In one embodiment, the second decoding structure may include a first branch and a second branch, the processing parameters of the first branch and the second branch being different. The first branch is used for performing second decoding processing based on the feature images and the mask images of a plurality of different scales to obtain candidate mask images of a plurality of different levels. The second branch is used for carrying out second decoding processing based on the feature images and the mask images with different scales to obtain a foreground color image comprising the target main body.

In this embodiment, the first branch and the second branch have the same structure, but the processing parameters are different, that is, the first branch and the second branch are each formed by a plurality of second decoding units, but the processing parameters of the second decoding units in the first branch are different from the processing parameters of the second decoding units in the second branch.

In this embodiment, the second decoding process is performed based on the feature maps and the mask images with different scales, so as to accurately extract the color components corresponding to the foreground region in the original image, and particularly accurately obtain the color components corresponding to the edge transition regions of the foreground and the background, so as to obtain the foreground color map including the target subject. And carrying out fusion processing on the foreground color map and the target mask map, so that the edge detail of the obtained matting result is more information, and the edge color is more accurate.

As shown in fig. 5, a flowchart of an image processing method in one embodiment is shown. The image processing model includes a shared feature Encoder (Encoder), a segmentation Decoder (Decoder), and a matting Encoder. The shared feature encoder is the encoding structure, the partition decoder is the first decoding structure, and the matting decoder is the second decoding structure. The original RGB image (namely the original image) is input into a shared feature encoder, and feature encoding processing is carried out on the original RGB image through the shared feature encoder, so that feature diagrams with different scales are obtained. And respectively taking the feature images with different scales as input data of a segmentation decoder and a matting decoder. And the segmentation decoder performs segmentation decoding processing on the feature images with different scales to obtain a rough portrait segmentation Mask image, namely a Mask image. Then, the rough portrait segmentation Mask is used as input data of a matting decoder, the matting encoder carries out matting encoding processing based on feature images of different scales and the rough portrait segmentation Mask, and finally, the matting decoder outputs a fine matting Alpha image and a portrait foreground color image.

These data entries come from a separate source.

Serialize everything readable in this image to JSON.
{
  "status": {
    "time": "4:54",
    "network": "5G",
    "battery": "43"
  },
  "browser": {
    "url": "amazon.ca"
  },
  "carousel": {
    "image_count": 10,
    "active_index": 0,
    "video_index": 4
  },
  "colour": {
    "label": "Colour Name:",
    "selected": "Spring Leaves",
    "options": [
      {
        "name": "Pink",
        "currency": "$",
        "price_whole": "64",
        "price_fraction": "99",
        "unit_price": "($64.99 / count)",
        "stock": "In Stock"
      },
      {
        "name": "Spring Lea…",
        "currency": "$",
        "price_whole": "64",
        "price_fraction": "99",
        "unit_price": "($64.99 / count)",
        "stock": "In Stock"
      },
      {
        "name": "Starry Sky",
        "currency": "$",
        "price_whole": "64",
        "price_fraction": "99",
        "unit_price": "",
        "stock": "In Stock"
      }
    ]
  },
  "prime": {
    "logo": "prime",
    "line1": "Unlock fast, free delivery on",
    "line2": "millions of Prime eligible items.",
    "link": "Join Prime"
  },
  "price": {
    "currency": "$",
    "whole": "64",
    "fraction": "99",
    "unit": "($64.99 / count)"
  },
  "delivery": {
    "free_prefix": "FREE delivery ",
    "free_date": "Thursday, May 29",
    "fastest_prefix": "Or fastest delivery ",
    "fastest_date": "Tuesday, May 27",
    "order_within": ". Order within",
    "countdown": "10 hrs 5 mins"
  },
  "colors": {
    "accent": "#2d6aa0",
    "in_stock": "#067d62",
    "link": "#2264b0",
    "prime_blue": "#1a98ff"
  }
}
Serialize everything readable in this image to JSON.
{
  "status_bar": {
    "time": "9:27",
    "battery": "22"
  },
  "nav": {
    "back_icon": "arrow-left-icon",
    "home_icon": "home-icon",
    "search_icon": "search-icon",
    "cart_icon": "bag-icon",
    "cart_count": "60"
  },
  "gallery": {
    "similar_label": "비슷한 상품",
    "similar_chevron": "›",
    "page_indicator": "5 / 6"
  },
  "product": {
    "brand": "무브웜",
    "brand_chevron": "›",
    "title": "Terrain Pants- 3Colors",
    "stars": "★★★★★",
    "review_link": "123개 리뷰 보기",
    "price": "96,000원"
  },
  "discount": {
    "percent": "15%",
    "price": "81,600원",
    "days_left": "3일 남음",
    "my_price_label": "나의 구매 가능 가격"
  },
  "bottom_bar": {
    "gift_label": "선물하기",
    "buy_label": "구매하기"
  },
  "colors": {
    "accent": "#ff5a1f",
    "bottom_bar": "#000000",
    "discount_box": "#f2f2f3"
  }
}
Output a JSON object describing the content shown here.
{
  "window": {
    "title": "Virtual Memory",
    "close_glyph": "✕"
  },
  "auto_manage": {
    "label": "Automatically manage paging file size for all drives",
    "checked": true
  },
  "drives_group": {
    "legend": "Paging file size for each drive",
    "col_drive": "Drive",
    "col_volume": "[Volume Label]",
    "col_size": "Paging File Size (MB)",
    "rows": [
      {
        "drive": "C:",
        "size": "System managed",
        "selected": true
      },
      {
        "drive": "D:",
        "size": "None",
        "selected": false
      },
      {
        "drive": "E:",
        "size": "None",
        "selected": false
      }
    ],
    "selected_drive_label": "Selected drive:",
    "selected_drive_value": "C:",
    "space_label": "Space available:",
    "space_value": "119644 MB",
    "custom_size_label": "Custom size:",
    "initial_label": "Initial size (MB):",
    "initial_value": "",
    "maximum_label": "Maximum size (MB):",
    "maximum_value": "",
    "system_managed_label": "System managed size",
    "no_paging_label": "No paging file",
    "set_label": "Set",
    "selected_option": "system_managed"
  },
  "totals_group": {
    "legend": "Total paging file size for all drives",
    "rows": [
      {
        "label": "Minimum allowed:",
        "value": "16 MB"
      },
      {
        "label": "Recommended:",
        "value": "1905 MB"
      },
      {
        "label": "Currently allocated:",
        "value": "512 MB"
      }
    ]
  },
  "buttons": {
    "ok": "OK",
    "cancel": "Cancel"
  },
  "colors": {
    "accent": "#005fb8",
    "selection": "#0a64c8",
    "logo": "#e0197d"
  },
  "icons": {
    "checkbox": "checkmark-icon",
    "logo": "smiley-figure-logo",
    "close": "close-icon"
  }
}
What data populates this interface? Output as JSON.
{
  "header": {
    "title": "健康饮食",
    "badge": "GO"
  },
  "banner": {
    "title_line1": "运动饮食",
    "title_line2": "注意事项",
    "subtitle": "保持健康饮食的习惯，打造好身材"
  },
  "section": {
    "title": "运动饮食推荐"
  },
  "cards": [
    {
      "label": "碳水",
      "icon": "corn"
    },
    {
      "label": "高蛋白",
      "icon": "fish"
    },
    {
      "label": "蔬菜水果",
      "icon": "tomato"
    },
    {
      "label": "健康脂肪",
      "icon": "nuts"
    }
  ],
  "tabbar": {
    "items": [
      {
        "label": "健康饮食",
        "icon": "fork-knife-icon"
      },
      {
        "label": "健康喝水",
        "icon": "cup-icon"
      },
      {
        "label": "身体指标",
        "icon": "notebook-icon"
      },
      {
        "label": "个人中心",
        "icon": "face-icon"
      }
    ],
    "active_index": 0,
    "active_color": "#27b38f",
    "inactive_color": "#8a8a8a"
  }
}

The fine matting Alpha image is the target mask image. The architecture diagram of the image processing model may be as shown in fig. 6.

As shown in fig. 6, the shared feature encoder is composed of a convolution layer, a pooling layer and an activation layer, in the convolution process, the size of a feature map becomes smaller as the network deepens, and features with different scales represent semantic information of different layers. Large feature maps contain rich low-level information such as color, edge, geometry, and texture information. Small scale features, i.e., deep feature maps, more reflect high level semantic features, such as foreground and background differentiation. The shared feature encoder design in this embodiment has sufficient depth to ensure that it has the ability to mine for valid features.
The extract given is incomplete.